In fog computing systems, each fog node often maintains multiple interfaces to achieve simultaneous communications with end devices. To maximize the utilization of network capacities and avoid interference, a critical mission for each fog node is to allocate distinct channels to its interfaces, also known as multi-interface channel allocation, to maximize the total throughput by successful transmissions. However, the effective allocation scheme design is challenging because the full knowledge of channel state dynamics is often hard to attain in practice. Faced with such uncertainties, online learning is needed to cooperate with online decision making. In this article, we devise an integrated design to conduct such multi-interface channel allocation in fog computing systems. Specifically, by formulating the channel allocation problem in the settings of multiarmed bandit with multiple plays and leveraging Thompson sampling techniques, we propose a multi-interface channel allocation with binary feedback (MICA-B) scheme, which makes online channel allocation decisions through effective learning from binary transmission feedback.

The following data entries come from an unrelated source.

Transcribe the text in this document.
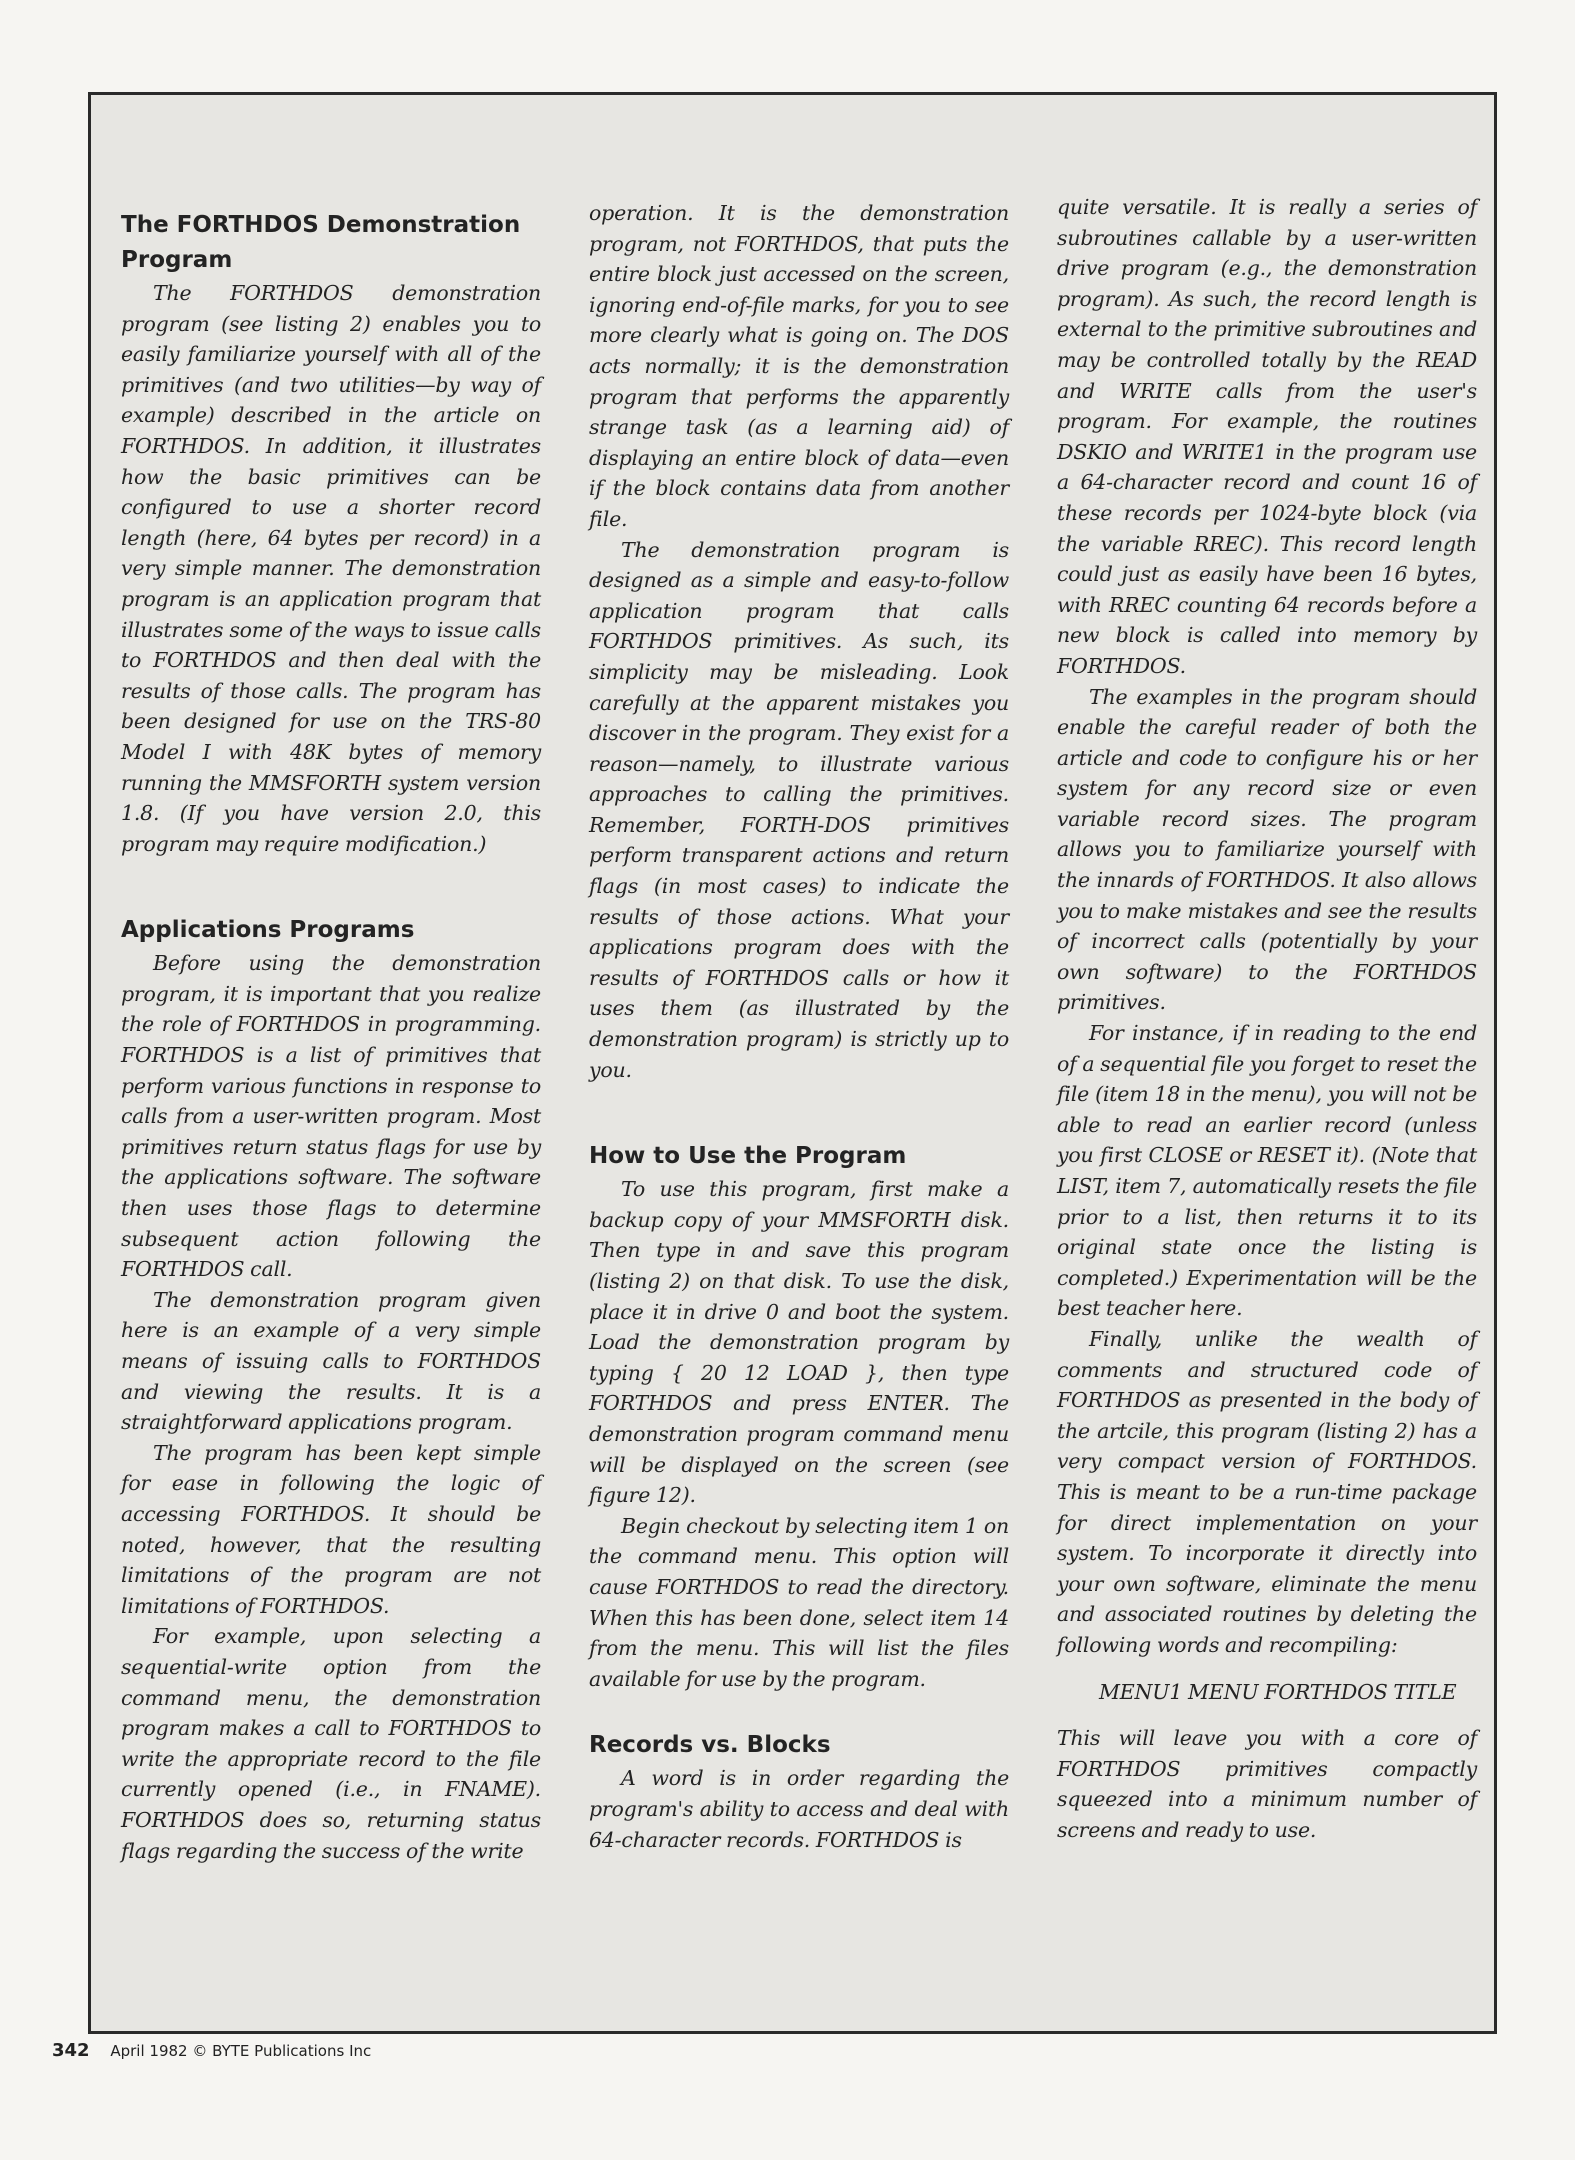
The FORTHDOS Demonstration Program

The FORTHDOS demonstration program (see listing 2) enables you to easily familiarize yourself with all of the primitives (and two utilities—by way of example) described in the article on FORTHDOS. In addition, it illustrates how the basic primitives can be configured to use a shorter record length (here, 64 bytes per record) in a very simple manner. The demonstration program is an application program that illustrates some of the ways to issue calls to FORTHDOS and then deal with the results of those calls. The program has been designed for use on the TRS-80 Model I with 48K bytes of memory running the MMSFORTH system version 1.8. (If you have version 2.0, this program may require modification.)

Applications Programs

Before using the demonstration program, it is important that you realize the role of FORTHDOS in programming. FORTHDOS is a list of primitives that perform various functions in response to calls from a user-written program. Most primitives return status flags for use by the applications software. The software then uses those flags to determine subsequent action following the FORTHDOS call.

The demonstration program given here is an example of a very simple means of issuing calls to FORTHDOS and viewing the results. It is a straightforward applications program.

The program has been kept simple for ease in following the logic of accessing FORTHDOS. It should be noted, however, that the resulting limitations of the program are not limitations of FORTHDOS.

For example, upon selecting a sequential-write option from the command menu, the demonstration program makes a call to FORTHDOS to write the appropriate record to the file currently opened (i.e., in FNAME). FORTHDOS does so, returning status flags regarding the success of the write

operation. It is the demonstration program, not FORTHDOS, that puts the entire block just accessed on the screen, ignoring end-of-file marks, for you to see more clearly what is going on. The DOS acts normally; it is the demonstration program that performs the apparently strange task (as a learning aid) of displaying an entire block of data—even if the block contains data from another file.

The demonstration program is designed as a simple and easy-to-follow application program that calls FORTHDOS primitives. As such, its simplicity may be misleading. Look carefully at the apparent mistakes you discover in the program. They exist for a reason—namely, to illustrate various approaches to calling the primitives. Remember, FORTH-DOS primitives perform transparent actions and return flags (in most cases) to indicate the results of those actions. What your applications program does with the results of FORTHDOS calls or how it uses them (as illustrated by the demonstration program) is strictly up to you.

How to Use the Program

To use this program, first make a backup copy of your MMSFORTH disk. Then type in and save this program (listing 2) on that disk. To use the disk, place it in drive 0 and boot the system. Load the demonstration program by typing { 20 12 LOAD }, then type FORTHDOS and press ENTER. The demonstration program command menu will be displayed on the screen (see figure 12).

Begin checkout by selecting item 1 on the command menu. This option will cause FORTHDOS to read the directory. When this has been done, select item 14 from the menu. This will list the files available for use by the program.

Records vs. Blocks

A word is in order regarding the program's ability to access and deal with 64-character records. FORTHDOS is

quite versatile. It is really a series of subroutines callable by a user-written drive program (e.g., the demonstration program). As such, the record length is external to the primitive subroutines and may be controlled totally by the READ and WRITE calls from the user's program. For example, the routines DSKIO and WRITE1 in the program use a 64-character record and count 16 of these records per 1024-byte block (via the variable RREC). This record length could just as easily have been 16 bytes, with RREC counting 64 records before a new block is called into memory by FORTHDOS.

The examples in the program should enable the careful reader of both the article and code to configure his or her system for any record size or even variable record sizes. The program allows you to familiarize yourself with the innards of FORTHDOS. It also allows you to make mistakes and see the results of incorrect calls (potentially by your own software) to the FORTHDOS primitives.

For instance, if in reading to the end of a sequential file you forget to reset the file (item 18 in the menu), you will not be able to read an earlier record (unless you first CLOSE or RESET it). (Note that LIST, item 7, automatically resets the file prior to a list, then returns it to its original state once the listing is completed.) Experimentation will be the best teacher here.

Finally, unlike the wealth of comments and structured code of FORTHDOS as presented in the body of the artcile, this program (listing 2) has a very compact version of FORTHDOS. This is meant to be a run-time package for direct implementation on your system. To incorporate it directly into your own software, eliminate the menu and associated routines by deleting the following words and recompiling:

MENU1 MENU FORTHDOS TITLE

This will leave you with a core of FORTHDOS primitives compactly squeezed into a minimum number of screens and ready to use.

342 April 1982 © BYTE Publications Inc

Our theoretical analysis shows that MICA-B achieves a sublinear O(logT) regret bound on the performance loss (also known as regret) over a finite time horizon T. Based on MICA-B, we further exploit structure information of channel characteristics and design constrained MICA-B (CoMICA-B) to improve learning efficiency. Further, we propose multi-interface channel allocation with multilevel feedback (MICA-M) which extends MICA to handle more general cases with multilevel feedback information. Our simulation results verify the effectiveness and robustness of MICA-B, CoMICA-B, and MICA-M in terms of regret reduction.